From docs to engineering and back again

Authors:Susan Salituro
Time:9:20 - 9:40
Session:http://docs.writethedocs.org/2014/na/talks/#susan-salituro-from-docs-to-engineering-and-back-again
Link:

Currently a software infrastructure engineer at Pixar, but over the course of her career she’s gone back and forth between engineering and writing. Last year’s WTD inspired her; finally, a group of people who care about the things she cares about: communicating with others more effectively.

As a self described introvert, Susan didn’t realize until after she’d submitted her talk that she was effectively committing to telling her professional autobiography in front of 300 people. At Pixar they say “the story is king”. So what’s the story?

Entering college, Susan loved astronomy, and wanted to be a astrophysicist. But eventually left the program, because she wasn’t sure she could complete the degree. But she did enjoy math, so she became a math major. And then added an English major to that. And as she considered what career she might pursue, she took the single technical writing course offered by her university. It was more geared toward graduate students trying to write their thesis and dissertations (don’t use passive voice, etc), but suddenly she understood that there was a way for her to combine both of her interests.

Over the next eleven years, Susan pursued technical writing, and got a lot out of it. There was a sense of community around technical writing, and a sense of passion shared by the community that was appealing. As a technical writer, there was also a continued sense of learning and beginner’s mind: your job is to communicate about your product to people who haven’t experienced it yet. And finally, there was a lot of flexibility: it’s a portable skill that Susan has been able to practice around North America.

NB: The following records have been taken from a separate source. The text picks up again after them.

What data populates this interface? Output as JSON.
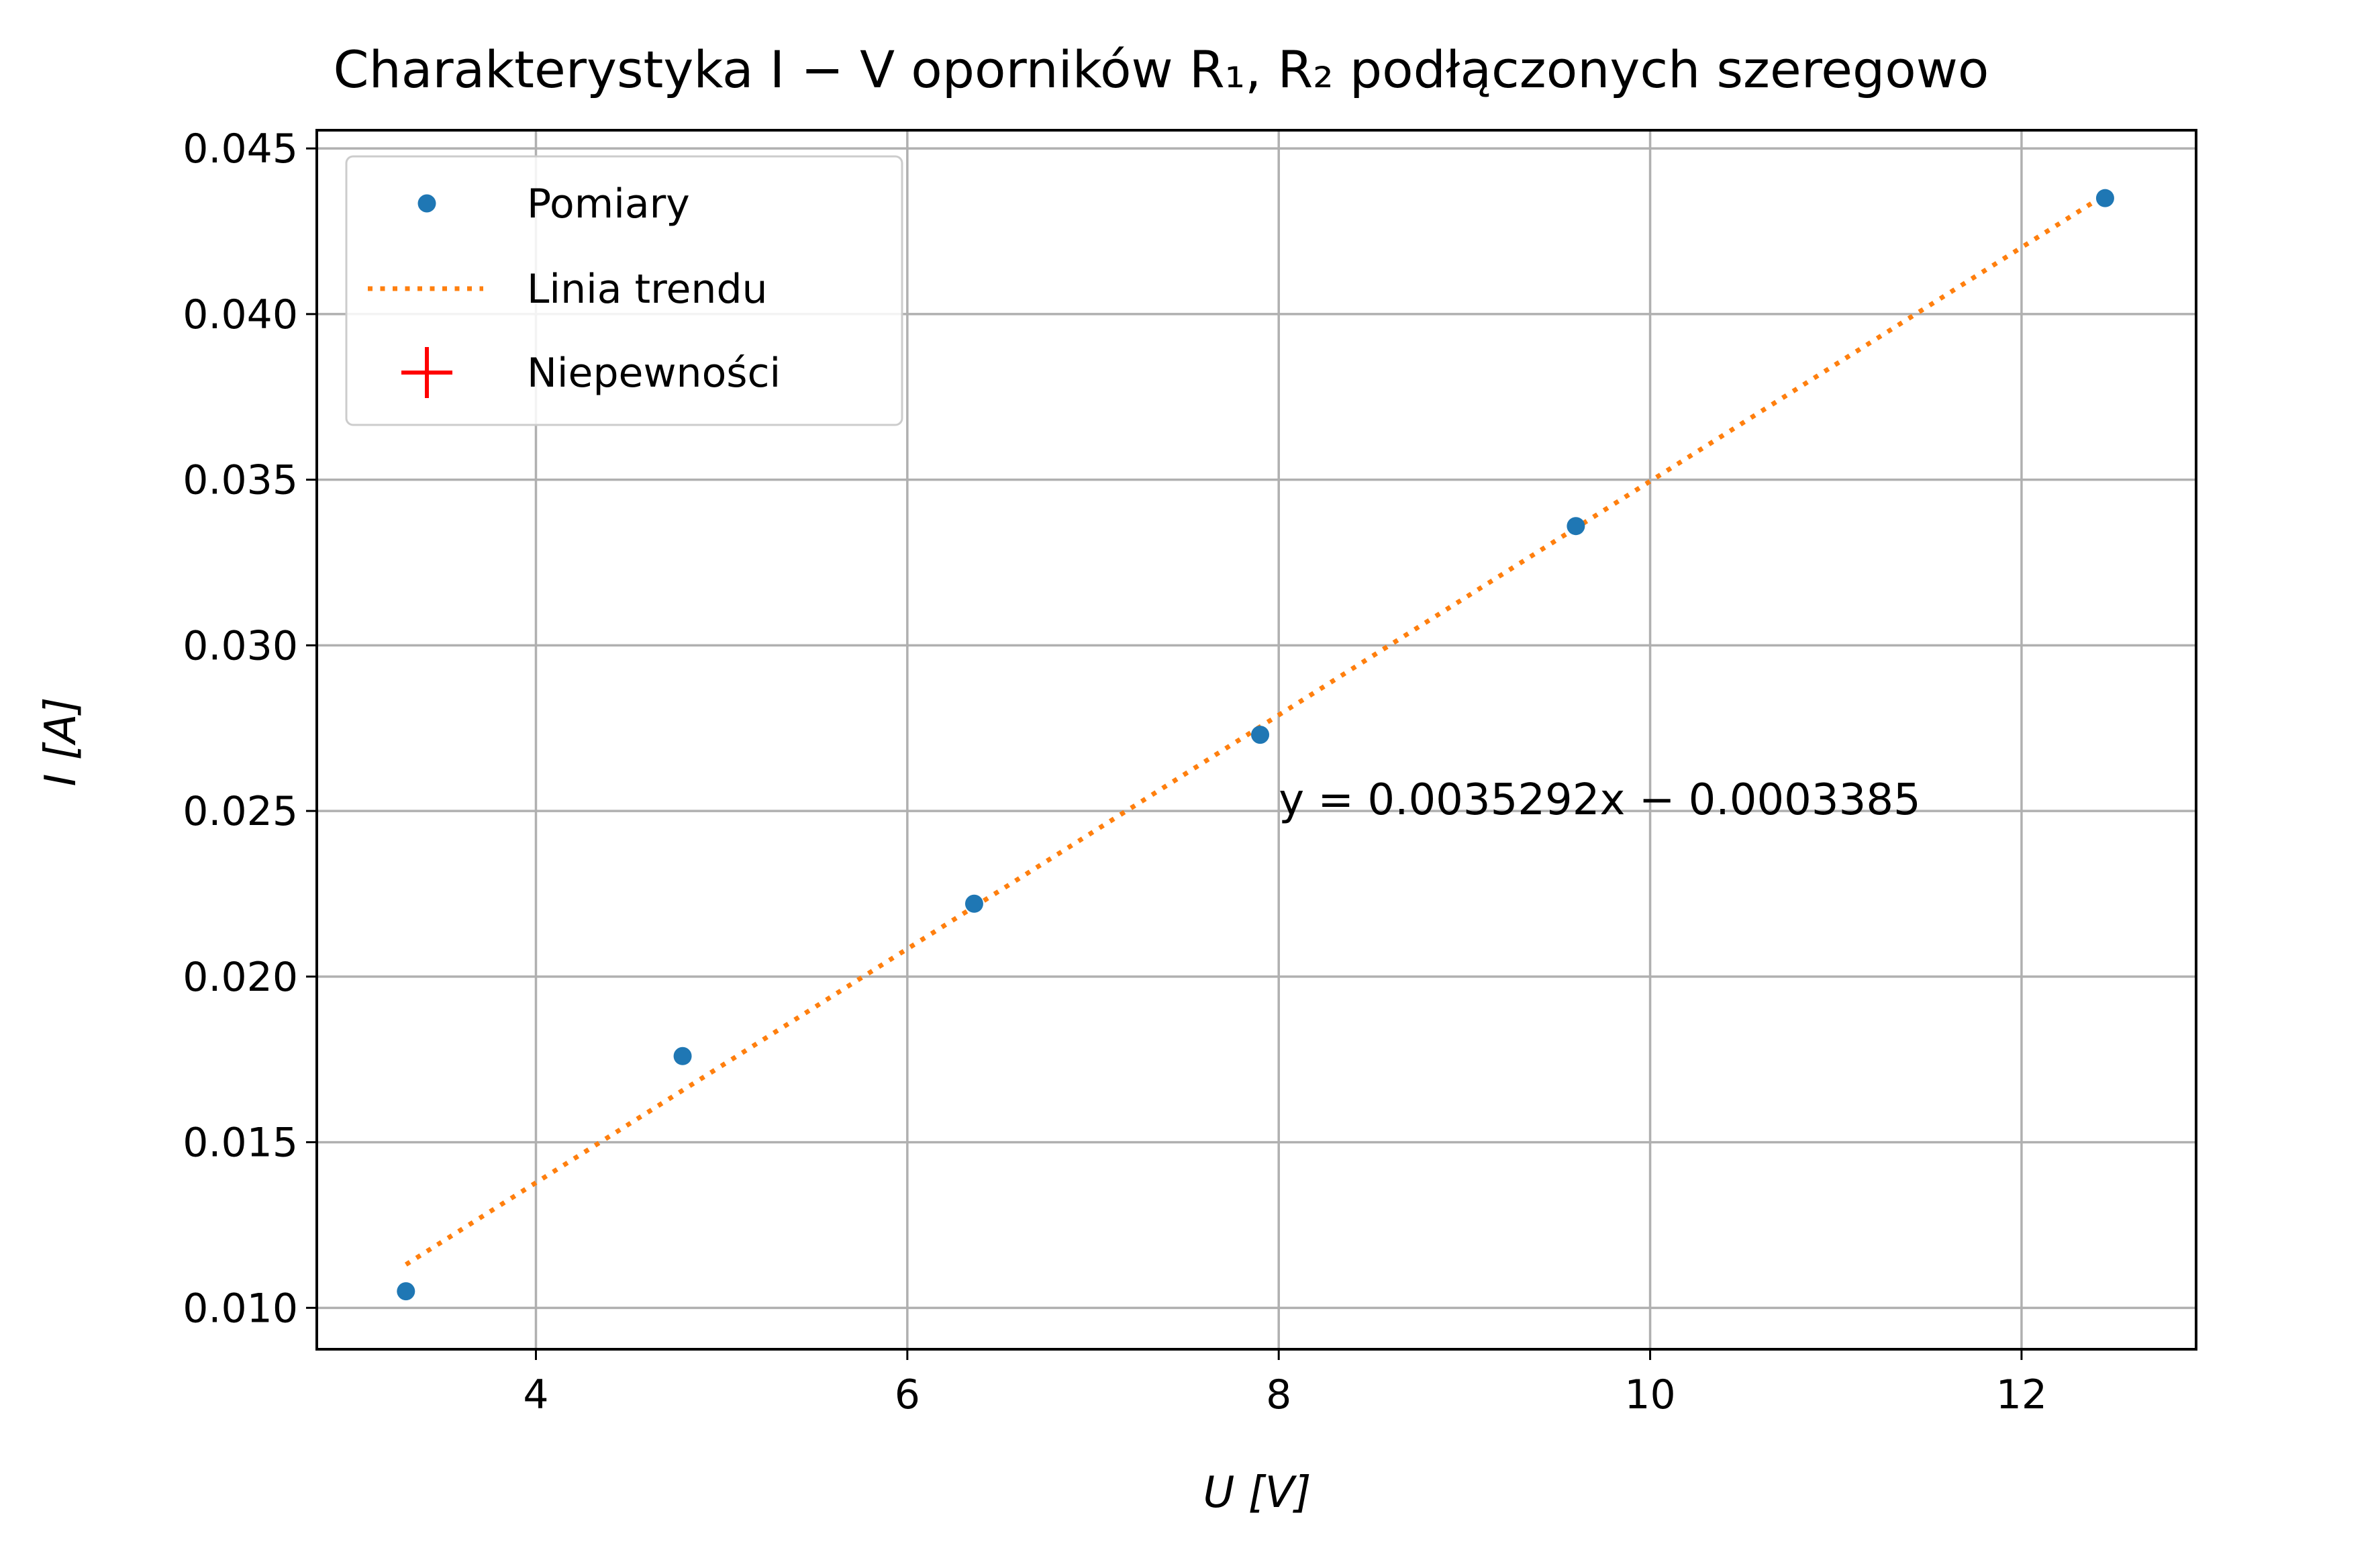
{
  "chart_data": {
    "type": "scatter",
    "title": "Charakterystyka I − V oporników R₁, R₂ podłączonych szeregowo",
    "xlabel": "U [V]",
    "ylabel": "I [A]",
    "xlim": [
      2.82,
      12.94
    ],
    "ylim": [
      0.00875,
      0.04555
    ],
    "grid": true,
    "legend_position": "top-left",
    "x_ticks": [
      4,
      6,
      8,
      10,
      12
    ],
    "y_ticks": [
      0.01,
      0.015,
      0.02,
      0.025,
      0.03,
      0.035,
      0.04,
      0.045
    ],
    "y_tick_decimals": 3,
    "series": [
      {
        "name": "Pomiary",
        "kind": "points",
        "color": "#1f77b4",
        "x": [
          3.3,
          4.79,
          6.36,
          7.9,
          9.6,
          12.45
        ],
        "y": [
          0.0105,
          0.0176,
          0.0222,
          0.0273,
          0.0336,
          0.0435
        ]
      },
      {
        "name": "Linia trendu",
        "kind": "dotted-line",
        "color": "#ff7f0e",
        "slope": 0.0035292,
        "intercept": -0.0003385,
        "x_range": [
          3.3,
          12.45
        ]
      },
      {
        "name": "Niepewności",
        "kind": "error-cross",
        "color": "#ff0000"
      }
    ],
    "annotations": [
      {
        "text": "y = 0.0035292x − 0.0003385",
        "x": 8.0,
        "y": 0.0249
      }
    ]
  }
}
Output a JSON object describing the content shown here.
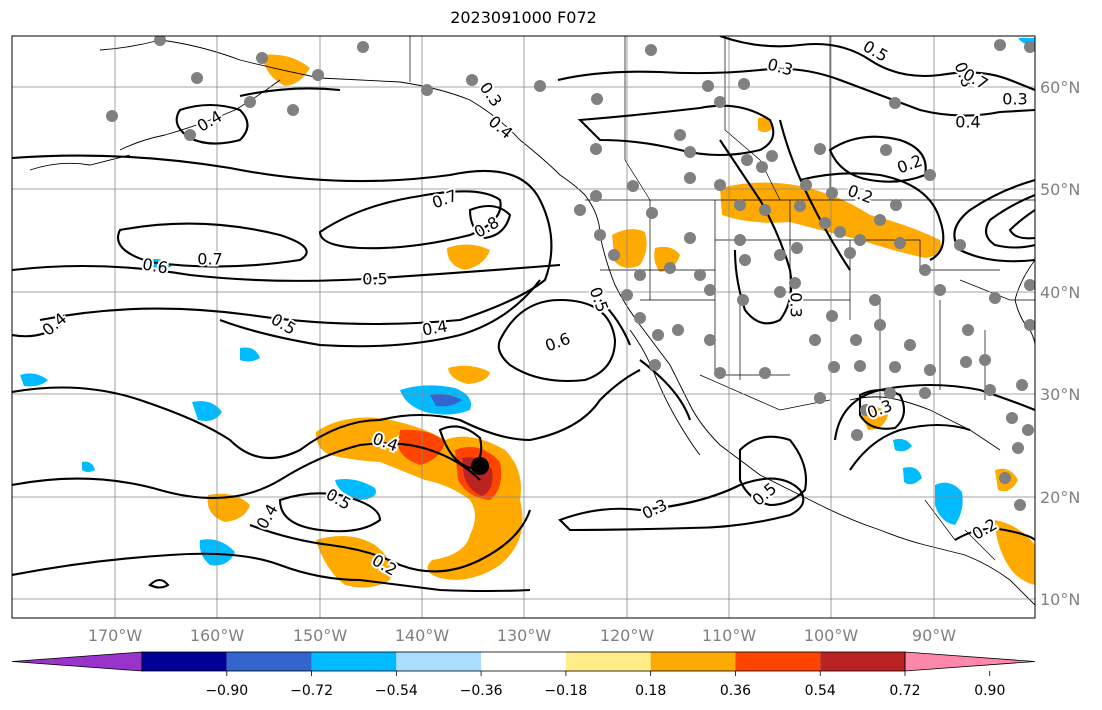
{
  "title": "2023091000 F072",
  "map": {
    "lon_labels": [
      "170°W",
      "160°W",
      "150°W",
      "140°W",
      "130°W",
      "120°W",
      "110°W",
      "100°W",
      "90°W"
    ],
    "lat_labels": [
      "10°N",
      "20°N",
      "30°N",
      "40°N",
      "50°N",
      "60°N"
    ],
    "contour_labels": [
      "0.3",
      "0.3",
      "0.4",
      "0.4",
      "0.7",
      "0.8",
      "0.7",
      "0.6",
      "0.5",
      "0.4",
      "0.5",
      "0.4",
      "0.6",
      "0.5",
      "0.3",
      "0.4",
      "0.5",
      "0.4",
      "0.2",
      "0.3",
      "0.5",
      "0.3",
      "0.2",
      "0.2",
      "0.5",
      "0.3",
      "0.8",
      "0.7",
      "0.4",
      "0.2"
    ],
    "station_marker_color": "#808080",
    "storm_center_color": "#000000"
  },
  "colorbar": {
    "colors": [
      "#9933cc",
      "#000099",
      "#3366cc",
      "#00bbff",
      "#aaddff",
      "#ffffff",
      "#ffee88",
      "#ffaa00",
      "#ff4400",
      "#bb2222",
      "#ff88aa"
    ],
    "tick_labels": [
      "−0.90",
      "−0.72",
      "−0.54",
      "−0.36",
      "−0.18",
      "0.18",
      "0.36",
      "0.54",
      "0.72",
      "0.90"
    ]
  }
}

But it felt like something was missing: Susan started exploring ways to grow her career. She started seeing technical writers applying their skills to UI design, information architecture, and programming. She visited customer sites with a UI designer, and had the opportunity to see customers actually using her help, which was sort of revelatory. “How can I help the UI team make the application so intuitive that my help content isn’t needed?” And she started learning about how software is put together, taking a class in Visual Basic so she could prototype interfaces, and a class in Java Doc, which exposed her to the a world she didn’t know existed.

While working at Palm Source, a manager took a chance on her and she was able to dive into documenting the API of one of PalmOS’s components. After moving on to Pixar, she was working on a documentation project that used DITA, an XML based documentation system. To do this effectively, she had to really expand her skills: XSLT, Python to drive it, Make to automate those. She was a programmer.

“You can’t go around writing software without attracting attention.”

Susan attracted the attention of the software release engineering team’s manager. And this was like drinking from the firehose: there was so much information being thrown at her, she could barely keep up.

And the community was still there, but instead of coming in the form of professional organizations, it came from the company internally. There wasn’t as much flexibility as there was with technical writing; you were almost always on call. But it was really difficult.

Susan moved from Pixar to a smaller company, into an information architecture role. This allowed her to combine her technical writing and programming skills. Unfortunately the company went bankrupt, and Susan returned to California, to Pixar. At Pixar she became a Software Infrastructure Engineer in documentation, further blending her techincal writing and software engineering. Her mandate was to find solutions for documentation problems, addressings both tools and process issues. But the focus still shifted to product life cycle, as opposed to writing.

This isn’t the end of the road. There’s still more to learn – for both Susan and you [in the audience]. Find a community, take a risk, make a choice.